An increase in reactive oxygen species (ROS) through NADPH oxidase activation frequently follows stress that activates beta-adrenoreceptors, leading to deterioration of cardiovascular disease. We hypothesized that upregulation of NADPH oxidase in the vasculature causes mild vascular spasm subsequent to chronic isoproterenol (ISO) administration, correlating significantly with activation of both ETA and ETB receptors.

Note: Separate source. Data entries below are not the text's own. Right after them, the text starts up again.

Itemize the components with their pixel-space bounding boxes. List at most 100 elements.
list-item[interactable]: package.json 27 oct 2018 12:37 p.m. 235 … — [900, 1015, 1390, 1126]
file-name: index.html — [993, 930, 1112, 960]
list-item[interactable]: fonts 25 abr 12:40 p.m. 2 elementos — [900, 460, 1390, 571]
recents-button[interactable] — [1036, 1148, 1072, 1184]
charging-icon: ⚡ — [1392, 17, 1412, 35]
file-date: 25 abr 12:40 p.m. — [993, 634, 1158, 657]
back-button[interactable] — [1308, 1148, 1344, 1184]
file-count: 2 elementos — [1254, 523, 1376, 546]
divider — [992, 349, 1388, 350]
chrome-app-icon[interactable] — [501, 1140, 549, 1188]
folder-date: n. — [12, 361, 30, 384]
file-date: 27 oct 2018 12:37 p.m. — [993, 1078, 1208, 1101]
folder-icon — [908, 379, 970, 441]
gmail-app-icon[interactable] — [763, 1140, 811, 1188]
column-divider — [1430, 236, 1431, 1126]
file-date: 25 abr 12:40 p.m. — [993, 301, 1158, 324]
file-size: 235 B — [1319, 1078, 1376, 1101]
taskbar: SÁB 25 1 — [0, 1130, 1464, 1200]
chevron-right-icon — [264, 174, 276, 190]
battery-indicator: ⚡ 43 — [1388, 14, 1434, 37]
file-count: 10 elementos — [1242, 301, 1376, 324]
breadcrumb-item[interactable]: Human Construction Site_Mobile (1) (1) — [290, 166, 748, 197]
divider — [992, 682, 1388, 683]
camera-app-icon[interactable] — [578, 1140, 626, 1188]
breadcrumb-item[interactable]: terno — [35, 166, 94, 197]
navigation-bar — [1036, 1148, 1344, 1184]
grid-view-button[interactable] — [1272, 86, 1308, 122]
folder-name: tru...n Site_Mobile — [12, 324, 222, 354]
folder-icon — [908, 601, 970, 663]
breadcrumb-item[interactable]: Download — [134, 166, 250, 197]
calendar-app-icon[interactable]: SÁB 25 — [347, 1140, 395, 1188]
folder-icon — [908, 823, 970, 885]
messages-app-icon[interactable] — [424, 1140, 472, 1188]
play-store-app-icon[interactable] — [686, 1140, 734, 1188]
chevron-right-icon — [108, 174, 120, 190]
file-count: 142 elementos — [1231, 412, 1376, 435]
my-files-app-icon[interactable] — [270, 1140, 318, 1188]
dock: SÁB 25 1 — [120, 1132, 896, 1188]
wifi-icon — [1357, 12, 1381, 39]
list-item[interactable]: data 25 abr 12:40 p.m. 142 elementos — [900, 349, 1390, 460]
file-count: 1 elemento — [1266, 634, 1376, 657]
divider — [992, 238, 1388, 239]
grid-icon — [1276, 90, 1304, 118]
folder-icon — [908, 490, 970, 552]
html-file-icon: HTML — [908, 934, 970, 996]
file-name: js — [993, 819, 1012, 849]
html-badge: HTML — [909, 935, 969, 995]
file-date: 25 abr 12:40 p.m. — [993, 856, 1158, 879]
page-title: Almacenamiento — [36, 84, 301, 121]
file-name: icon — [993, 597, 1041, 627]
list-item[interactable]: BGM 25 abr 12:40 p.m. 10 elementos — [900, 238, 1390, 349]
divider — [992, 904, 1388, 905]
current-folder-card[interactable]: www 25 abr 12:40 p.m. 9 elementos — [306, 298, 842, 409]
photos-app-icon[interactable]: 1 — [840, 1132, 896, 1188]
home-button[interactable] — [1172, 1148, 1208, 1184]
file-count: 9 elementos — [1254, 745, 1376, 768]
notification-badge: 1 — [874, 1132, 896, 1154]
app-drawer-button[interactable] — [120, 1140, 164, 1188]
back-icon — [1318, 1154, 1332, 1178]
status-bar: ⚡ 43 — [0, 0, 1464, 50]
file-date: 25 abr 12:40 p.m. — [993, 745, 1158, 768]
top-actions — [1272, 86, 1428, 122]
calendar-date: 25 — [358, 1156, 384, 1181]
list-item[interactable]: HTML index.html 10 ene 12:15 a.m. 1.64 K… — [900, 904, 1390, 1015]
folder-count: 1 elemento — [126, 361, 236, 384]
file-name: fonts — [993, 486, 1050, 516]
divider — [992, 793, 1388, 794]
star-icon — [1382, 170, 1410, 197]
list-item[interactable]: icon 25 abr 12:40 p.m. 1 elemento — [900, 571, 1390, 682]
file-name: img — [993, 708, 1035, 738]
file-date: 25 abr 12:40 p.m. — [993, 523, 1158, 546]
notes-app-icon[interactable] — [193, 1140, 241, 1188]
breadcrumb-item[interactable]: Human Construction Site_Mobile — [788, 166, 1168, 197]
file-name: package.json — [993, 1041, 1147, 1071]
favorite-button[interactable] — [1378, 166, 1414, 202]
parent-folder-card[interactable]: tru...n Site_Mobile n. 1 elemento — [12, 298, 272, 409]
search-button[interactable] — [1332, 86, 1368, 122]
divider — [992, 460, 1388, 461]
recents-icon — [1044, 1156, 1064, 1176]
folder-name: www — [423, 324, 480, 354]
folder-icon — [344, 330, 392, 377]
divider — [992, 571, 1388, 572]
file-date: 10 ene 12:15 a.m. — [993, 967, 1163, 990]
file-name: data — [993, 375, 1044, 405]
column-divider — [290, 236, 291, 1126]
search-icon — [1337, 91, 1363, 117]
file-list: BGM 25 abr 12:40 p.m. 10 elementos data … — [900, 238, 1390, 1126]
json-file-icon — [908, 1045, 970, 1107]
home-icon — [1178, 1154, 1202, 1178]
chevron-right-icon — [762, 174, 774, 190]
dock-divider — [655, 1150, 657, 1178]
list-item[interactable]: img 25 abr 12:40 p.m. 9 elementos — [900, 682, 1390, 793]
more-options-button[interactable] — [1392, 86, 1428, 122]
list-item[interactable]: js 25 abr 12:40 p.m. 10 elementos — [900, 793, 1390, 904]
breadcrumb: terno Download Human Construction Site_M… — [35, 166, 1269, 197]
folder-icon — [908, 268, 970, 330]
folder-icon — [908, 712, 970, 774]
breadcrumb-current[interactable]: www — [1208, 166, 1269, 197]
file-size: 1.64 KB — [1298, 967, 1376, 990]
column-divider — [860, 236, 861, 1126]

We tested whether the dual endothelin receptor antagonist CPU0213 is effective in reversing ISO-induced vascular abnormality by suppressing activated NADPH oxidase in the vasculature. Rats were injected with ISO (1 mg/kg, SC) for 10 days to induce vascular dysfunction and treated with CPU0213 (30 mg/kg, SC) or aminoguanidine (AMG, an inhibitor of iNOS, 100 mg/kg, PO) from day 7 to day 10. On day 11, we found an increase in vascular response to phenylephrine (Phe) and reductions in NO availability and acetylcholine (ACh)-induced relaxation in ISO-treated rats along with upregulated mRNA of ETA, ETB, iNOS, NADPH oxidase-Phox22 and Phox47, and matrix metalloproteinase 9 (MMP9). These abnormalities were attenuated by 3 days of intervention with CPU0213 but less with AMG. CPU0213 was more effective in relieving enhanced vascular constriction and reversal of ET receptor and MMP9 expression in the vasculature than was AMG. In conclusion, an upregulation of NADPH oxidase phox 22 and phox 47, ETA and ETB, and MMP9 correlates with vascular abnormality and the endothelin receptor antagonist CPU0213 was more effective than AMG in reversing ISO-induced enhanced vascular constriction by normalizing the above abnormal expression.